Moskou, Peking, Hamas: hoeveel foute vrienden kan Zuid-Afrika nog verdragen?
Zuid-Afrika, een invloedrijke stem op het continent en een daarmee politieke factor van internationaal belang, heeft zich de afgelopen twee jaar niet erg populair gemaakt bij westerse bondgenoten.

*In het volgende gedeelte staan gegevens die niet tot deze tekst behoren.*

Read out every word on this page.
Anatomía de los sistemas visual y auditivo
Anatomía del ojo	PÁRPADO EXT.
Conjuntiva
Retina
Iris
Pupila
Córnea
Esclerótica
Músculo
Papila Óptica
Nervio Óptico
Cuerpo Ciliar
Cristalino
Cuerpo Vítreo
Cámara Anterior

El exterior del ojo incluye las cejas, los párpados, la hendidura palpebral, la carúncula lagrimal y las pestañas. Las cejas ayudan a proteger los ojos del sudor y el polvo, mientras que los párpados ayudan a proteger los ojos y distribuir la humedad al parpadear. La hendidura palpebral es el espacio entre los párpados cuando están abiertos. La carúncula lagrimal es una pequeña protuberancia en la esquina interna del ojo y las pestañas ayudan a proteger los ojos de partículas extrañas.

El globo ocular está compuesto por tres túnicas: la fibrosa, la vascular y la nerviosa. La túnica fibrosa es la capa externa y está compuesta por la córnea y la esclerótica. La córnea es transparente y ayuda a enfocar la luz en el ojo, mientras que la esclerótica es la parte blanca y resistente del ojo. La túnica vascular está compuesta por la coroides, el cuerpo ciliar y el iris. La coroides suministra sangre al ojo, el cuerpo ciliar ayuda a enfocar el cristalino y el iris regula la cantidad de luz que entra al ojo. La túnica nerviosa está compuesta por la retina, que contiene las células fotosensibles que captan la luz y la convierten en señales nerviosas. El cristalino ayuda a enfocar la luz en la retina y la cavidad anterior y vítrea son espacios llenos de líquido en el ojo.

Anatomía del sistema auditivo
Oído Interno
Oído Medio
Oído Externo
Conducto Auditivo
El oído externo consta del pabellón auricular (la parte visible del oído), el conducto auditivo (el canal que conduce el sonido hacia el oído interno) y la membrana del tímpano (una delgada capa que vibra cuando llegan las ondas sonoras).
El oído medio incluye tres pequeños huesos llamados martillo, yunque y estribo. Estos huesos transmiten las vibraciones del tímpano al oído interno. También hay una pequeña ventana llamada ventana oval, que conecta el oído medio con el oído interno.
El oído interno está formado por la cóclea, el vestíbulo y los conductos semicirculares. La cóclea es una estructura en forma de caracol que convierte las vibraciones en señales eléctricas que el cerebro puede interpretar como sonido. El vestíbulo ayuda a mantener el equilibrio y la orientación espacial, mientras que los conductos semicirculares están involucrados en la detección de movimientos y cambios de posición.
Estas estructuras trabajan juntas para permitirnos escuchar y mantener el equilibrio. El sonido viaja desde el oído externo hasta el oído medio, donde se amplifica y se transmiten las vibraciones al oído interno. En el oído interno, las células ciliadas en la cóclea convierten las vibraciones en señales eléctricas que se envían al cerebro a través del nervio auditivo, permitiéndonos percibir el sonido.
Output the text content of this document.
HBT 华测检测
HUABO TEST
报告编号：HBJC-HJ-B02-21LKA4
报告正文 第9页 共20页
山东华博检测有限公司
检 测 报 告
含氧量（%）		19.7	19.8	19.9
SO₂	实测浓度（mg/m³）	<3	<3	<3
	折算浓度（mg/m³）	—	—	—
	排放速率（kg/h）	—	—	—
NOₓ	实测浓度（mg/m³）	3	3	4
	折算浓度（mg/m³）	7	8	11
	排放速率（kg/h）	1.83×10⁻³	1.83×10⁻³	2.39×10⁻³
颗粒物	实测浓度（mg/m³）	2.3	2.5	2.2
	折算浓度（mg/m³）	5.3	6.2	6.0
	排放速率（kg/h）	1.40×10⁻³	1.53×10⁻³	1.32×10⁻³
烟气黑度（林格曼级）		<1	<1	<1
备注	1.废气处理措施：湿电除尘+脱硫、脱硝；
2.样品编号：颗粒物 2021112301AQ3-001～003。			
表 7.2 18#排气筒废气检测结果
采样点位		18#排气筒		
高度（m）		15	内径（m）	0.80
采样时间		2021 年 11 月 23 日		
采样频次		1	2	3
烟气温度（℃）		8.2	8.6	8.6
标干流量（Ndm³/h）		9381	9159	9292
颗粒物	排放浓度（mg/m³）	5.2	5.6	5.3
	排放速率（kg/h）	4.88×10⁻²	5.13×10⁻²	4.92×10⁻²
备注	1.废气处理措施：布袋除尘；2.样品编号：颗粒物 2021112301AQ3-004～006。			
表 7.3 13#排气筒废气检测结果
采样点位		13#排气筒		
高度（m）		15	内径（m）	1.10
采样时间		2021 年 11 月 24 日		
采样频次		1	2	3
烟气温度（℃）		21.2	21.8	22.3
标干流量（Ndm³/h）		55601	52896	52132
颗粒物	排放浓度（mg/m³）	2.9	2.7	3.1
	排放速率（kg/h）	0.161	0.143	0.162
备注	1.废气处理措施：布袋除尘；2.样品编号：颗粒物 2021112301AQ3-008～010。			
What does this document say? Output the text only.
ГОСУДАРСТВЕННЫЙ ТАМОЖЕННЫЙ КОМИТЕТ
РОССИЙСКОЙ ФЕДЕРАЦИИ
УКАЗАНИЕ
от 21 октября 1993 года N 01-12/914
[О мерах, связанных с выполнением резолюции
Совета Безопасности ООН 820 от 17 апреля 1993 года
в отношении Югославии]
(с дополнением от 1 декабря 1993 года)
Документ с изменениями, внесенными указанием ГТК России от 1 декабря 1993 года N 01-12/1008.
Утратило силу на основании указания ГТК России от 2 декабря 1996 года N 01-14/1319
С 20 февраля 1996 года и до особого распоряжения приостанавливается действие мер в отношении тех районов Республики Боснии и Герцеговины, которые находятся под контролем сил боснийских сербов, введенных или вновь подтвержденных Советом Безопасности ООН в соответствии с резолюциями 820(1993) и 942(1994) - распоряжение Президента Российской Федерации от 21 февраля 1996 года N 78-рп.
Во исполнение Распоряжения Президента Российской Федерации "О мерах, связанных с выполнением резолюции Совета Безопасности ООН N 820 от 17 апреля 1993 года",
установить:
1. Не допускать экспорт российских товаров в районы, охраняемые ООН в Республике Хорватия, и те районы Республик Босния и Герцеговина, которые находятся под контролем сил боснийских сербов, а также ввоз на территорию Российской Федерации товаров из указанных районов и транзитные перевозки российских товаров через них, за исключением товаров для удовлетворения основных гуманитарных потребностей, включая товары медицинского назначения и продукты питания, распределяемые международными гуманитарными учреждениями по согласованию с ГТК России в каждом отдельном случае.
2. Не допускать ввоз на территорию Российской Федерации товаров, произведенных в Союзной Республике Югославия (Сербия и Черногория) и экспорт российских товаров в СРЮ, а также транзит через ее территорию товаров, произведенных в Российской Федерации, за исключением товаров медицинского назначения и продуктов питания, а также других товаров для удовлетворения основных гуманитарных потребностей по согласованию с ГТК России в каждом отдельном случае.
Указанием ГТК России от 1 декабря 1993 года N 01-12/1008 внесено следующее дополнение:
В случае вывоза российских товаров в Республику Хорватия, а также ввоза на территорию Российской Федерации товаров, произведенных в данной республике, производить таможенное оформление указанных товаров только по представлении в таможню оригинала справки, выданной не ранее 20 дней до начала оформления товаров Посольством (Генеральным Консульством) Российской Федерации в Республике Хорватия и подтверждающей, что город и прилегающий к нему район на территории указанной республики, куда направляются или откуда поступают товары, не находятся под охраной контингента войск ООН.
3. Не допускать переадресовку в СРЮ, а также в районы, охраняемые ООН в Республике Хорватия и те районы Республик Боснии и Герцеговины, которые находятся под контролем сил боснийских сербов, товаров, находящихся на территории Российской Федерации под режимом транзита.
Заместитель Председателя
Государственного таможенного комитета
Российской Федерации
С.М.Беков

De regering van president Cyril Ramaphosa heeft zich tot nu toe binnen de Verenigde Naties onthouden van veroordeling van Rusland, door het Westen beschouwd als agressor in de Oekraïne-oorlog, en vorige maand volgde een zaak bij het Internationaal Gerechtshof in Den Haag: Pretoria beschuldigt de staat Israël van genocide in de Gazastrook. Vijftien rechters bogen zich over de aanklacht en kwamen tot de conclusie dat de Israëli’s onmiddellijk humanitaire bijstand moet bieden aan Palestijnen in de Gazastrook. De aanklacht is in Washington niet goed gevallen.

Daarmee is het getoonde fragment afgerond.